Thursday, February 11, 2016

February 11, 2016

WHO ASKED ABOUT MY FIRST ROCK CONCERT?

1971.  The Beach Boys.



But wait…there’s MORE! 

This really happened to me:

My very first concert was just a few weeks into my freshman year at the University of Rhode Island.  I was 17, and way behind my peers in concert-going; most had been attending concerts since they were in junior high.   This particular night I happened to go with a gang of girls from my dorm, all homecoming queens.  One of them had actually been to a Beatles concert.  Gorgeous, sweet girls, way prettier and better dressed and cooler than I could ever be.  I was just glad they included me. 

On the packed floor at Keaney Gym we scored a great spot near the stage.  Standing room only – no one would have wanted to sit anyway.  It was a fantastic concert, but how could the Beach Boys not be?  I will never forget hearing them perform what they called a “new one”.  It was from the revolutionary album “Pet Sounds”, and it was called “Disney Girls;” a moving tune and so different from anything else they had done.

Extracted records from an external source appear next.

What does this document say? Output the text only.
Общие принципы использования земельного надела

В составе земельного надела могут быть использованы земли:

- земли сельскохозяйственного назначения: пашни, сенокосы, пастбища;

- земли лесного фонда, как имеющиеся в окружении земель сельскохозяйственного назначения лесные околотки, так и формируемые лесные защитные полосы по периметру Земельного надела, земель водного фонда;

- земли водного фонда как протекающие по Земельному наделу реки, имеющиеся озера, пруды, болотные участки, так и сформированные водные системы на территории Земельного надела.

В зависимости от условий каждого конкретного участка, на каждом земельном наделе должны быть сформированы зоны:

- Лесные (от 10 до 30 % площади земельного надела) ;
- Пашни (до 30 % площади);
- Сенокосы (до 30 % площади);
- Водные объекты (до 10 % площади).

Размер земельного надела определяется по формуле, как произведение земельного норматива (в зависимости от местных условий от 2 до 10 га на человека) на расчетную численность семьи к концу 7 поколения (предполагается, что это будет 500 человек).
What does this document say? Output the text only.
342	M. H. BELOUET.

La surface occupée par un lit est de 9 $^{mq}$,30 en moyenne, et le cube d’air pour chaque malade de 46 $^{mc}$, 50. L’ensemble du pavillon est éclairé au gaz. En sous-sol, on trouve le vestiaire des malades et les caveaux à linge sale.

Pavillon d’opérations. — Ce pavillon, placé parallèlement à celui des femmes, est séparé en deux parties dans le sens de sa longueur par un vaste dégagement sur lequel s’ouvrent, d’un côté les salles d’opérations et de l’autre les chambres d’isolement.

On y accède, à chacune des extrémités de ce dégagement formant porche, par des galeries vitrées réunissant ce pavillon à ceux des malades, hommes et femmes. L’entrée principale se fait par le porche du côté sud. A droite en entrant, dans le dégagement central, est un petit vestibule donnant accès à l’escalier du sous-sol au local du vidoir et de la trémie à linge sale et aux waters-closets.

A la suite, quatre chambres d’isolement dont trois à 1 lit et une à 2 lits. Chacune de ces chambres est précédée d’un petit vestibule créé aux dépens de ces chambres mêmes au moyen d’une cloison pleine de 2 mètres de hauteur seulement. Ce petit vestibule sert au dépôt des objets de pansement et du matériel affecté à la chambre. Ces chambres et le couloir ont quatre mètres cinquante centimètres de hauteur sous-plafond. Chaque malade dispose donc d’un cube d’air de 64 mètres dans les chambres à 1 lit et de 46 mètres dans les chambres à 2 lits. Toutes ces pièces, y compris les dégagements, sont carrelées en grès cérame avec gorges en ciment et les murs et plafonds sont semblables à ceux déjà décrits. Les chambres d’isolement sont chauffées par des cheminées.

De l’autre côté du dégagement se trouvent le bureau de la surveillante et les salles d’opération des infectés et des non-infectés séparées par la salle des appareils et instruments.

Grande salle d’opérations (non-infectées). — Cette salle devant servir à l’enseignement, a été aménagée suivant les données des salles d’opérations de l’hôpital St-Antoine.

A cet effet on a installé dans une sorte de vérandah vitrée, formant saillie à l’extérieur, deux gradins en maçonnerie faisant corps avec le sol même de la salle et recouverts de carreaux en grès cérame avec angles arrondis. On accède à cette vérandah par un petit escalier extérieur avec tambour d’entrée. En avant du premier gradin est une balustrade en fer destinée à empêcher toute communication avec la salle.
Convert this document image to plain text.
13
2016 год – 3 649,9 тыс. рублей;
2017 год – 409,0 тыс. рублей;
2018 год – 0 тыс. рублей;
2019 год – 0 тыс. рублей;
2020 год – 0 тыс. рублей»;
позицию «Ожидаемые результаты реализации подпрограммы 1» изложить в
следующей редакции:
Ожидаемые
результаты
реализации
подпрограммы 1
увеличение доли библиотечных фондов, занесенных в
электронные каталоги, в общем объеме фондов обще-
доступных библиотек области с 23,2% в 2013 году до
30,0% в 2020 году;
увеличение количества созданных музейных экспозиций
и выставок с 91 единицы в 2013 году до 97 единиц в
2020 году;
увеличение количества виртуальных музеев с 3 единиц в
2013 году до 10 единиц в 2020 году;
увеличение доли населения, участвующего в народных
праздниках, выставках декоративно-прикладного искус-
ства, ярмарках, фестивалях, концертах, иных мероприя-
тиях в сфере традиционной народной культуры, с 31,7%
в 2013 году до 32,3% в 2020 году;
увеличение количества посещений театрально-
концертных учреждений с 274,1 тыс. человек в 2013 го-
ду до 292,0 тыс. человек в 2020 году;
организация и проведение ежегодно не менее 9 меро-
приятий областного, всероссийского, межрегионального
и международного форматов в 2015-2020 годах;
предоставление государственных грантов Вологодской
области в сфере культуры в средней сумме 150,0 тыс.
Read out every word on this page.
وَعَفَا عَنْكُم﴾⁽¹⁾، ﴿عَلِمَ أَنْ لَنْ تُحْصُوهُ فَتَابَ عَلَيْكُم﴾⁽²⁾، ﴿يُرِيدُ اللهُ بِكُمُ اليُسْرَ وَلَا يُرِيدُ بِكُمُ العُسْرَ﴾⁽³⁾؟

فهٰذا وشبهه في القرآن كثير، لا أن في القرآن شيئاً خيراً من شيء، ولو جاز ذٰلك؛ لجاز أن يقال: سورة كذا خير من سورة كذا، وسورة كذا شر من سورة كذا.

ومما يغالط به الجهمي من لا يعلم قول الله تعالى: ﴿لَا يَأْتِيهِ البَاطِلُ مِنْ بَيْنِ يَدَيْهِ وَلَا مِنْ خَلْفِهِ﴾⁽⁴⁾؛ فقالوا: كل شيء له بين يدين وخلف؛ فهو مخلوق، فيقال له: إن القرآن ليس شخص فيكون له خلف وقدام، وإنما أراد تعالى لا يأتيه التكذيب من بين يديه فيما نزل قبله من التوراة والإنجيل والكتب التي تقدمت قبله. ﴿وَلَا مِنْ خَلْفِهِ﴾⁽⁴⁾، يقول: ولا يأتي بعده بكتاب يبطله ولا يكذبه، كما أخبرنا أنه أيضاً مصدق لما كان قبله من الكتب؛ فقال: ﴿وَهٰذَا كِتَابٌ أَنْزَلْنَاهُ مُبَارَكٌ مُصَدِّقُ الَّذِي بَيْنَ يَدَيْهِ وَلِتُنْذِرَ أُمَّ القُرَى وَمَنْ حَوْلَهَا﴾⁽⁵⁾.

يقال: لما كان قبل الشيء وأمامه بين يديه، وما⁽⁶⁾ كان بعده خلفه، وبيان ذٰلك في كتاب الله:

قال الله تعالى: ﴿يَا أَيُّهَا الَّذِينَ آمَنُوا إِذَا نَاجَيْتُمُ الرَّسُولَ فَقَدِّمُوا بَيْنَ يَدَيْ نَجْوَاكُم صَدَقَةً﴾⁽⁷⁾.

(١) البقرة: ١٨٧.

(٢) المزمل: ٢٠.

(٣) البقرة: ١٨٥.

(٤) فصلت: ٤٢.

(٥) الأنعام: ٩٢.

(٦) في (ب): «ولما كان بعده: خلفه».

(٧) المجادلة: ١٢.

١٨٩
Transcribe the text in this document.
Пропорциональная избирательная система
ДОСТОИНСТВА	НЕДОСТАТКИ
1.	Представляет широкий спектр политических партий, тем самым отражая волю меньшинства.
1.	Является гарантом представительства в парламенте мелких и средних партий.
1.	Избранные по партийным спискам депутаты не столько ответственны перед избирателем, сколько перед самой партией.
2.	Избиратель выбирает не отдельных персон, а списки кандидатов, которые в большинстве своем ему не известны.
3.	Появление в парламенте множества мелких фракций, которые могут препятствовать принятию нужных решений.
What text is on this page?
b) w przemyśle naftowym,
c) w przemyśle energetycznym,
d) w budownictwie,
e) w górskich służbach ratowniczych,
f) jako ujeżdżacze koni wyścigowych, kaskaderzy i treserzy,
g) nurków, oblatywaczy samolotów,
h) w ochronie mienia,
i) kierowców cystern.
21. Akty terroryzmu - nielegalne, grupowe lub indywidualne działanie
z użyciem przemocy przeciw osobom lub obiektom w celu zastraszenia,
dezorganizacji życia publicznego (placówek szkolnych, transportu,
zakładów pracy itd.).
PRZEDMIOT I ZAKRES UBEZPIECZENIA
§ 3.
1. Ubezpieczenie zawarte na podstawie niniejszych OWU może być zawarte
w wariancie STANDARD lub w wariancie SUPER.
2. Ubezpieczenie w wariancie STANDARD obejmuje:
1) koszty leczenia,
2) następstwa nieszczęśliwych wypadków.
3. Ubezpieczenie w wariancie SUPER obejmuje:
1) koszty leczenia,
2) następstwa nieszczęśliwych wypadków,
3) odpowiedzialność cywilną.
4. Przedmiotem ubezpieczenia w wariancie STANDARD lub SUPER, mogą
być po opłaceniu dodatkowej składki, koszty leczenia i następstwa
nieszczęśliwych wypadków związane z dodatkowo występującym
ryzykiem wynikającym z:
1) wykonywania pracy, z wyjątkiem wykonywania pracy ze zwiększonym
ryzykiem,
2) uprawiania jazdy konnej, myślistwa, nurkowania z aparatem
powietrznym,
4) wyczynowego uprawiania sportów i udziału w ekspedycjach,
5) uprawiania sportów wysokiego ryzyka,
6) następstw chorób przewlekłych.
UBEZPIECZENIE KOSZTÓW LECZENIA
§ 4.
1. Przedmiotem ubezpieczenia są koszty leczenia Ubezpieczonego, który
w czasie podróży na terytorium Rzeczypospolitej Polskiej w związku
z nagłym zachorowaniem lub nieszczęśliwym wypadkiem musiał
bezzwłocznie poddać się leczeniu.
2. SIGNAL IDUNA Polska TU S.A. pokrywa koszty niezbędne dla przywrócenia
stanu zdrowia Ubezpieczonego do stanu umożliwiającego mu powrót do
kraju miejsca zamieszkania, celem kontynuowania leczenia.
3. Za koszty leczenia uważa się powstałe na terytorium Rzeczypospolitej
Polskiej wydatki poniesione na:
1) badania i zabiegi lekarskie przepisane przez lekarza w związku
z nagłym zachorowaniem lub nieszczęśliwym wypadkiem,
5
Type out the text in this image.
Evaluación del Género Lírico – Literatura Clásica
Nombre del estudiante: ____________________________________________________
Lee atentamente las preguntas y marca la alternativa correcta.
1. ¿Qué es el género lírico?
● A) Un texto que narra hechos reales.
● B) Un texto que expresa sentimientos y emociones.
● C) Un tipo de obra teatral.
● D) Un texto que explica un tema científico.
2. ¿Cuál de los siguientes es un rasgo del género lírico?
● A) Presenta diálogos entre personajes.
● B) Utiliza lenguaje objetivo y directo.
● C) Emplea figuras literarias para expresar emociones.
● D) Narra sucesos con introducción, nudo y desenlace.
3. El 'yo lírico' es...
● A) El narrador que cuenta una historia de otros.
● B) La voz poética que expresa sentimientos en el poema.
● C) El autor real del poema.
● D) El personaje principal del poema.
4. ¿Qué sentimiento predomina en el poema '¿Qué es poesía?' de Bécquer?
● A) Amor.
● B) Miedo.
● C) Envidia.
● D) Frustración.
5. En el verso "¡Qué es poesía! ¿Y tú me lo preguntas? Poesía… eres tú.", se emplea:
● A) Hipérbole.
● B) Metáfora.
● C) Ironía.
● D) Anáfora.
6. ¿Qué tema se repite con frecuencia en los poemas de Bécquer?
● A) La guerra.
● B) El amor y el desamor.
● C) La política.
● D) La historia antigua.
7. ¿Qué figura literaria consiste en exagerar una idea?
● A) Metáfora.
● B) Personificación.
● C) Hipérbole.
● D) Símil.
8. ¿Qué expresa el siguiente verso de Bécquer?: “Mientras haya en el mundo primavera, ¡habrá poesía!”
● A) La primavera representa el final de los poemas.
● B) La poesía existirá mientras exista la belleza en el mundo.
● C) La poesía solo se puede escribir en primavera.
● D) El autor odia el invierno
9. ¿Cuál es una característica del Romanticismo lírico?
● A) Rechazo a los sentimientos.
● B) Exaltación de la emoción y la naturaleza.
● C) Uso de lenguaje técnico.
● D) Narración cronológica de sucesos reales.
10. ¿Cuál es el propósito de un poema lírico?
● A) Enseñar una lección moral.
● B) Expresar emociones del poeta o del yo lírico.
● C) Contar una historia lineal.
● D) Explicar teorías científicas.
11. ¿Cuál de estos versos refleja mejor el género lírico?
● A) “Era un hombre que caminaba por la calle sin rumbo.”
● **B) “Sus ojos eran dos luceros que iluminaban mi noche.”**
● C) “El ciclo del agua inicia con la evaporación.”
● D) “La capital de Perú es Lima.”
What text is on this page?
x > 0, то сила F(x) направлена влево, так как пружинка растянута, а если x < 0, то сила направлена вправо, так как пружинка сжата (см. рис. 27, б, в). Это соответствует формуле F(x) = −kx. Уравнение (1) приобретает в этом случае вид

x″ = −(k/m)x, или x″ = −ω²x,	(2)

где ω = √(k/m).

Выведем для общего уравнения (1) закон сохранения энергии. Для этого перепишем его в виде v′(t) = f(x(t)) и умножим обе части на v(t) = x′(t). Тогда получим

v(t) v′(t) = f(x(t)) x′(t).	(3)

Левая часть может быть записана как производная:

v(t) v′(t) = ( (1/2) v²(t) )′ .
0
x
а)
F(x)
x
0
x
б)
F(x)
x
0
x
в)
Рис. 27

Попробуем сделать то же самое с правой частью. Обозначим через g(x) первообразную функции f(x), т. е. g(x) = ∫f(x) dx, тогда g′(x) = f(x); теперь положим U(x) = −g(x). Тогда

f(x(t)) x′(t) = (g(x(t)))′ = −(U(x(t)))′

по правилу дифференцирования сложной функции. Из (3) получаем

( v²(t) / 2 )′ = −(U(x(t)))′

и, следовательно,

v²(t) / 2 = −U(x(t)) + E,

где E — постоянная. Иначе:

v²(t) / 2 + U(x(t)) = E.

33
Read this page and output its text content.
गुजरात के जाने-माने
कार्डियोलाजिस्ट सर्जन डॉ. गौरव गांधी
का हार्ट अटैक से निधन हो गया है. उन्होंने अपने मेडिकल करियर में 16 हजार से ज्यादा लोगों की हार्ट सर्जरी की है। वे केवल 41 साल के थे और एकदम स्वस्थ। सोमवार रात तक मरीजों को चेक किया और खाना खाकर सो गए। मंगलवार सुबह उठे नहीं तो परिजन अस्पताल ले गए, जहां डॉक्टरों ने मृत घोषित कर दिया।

The boys with the Boys (the crew and the backups) took notice of gangs of cuties and during the intermission they wandered through the crowd, tagging about 20 girls to invite back to their hotel for a party after the concert.  Our group was among them.  How naïve we all were, not realizing they were predators; we thought they were being nice! 

After the concert we piled into a car and drove to the hotel, a Holiday Inn a few miles from campus and the only hotel for miles around (URI being out in a rural area).  In the parking lot were a thousand girls from campus begging to be let in to the after-party and being turned away.  Not us – we were invited!  Two guys from the backup band pulled our group from the crowd and took us to where the entourage had commandeered the entire upper floor of the hotel.  My girlfriends all disappeared into various rooms, while I sat in the first room that was open and sat down with Mike Love and Dennis Wilson and smoked a bit of grass and just rapped (that’s what we called “chatting” then) At some point Carl walked in and said hello.  I sat there and tried to act like this was a typical evening for me.

Later I learned that wrestling matches were taking place in all the other rooms.  To this day I don’t know if any of the rape attempts were successful, but I doubt any of the girls would have known it was rape, because at that time we thought that happened only when  a masked stranger jumped out of the bushes and held a gun to your head.  Sadly, in those days some girls might have considered being forced to have sex by a rock band member as an accomplishment. 

I was lucky and nobody hit on me.  To this day I remember that night it as one of the coolest things that I ever experienced, and the only time I was grateful not to be a homecoming queen.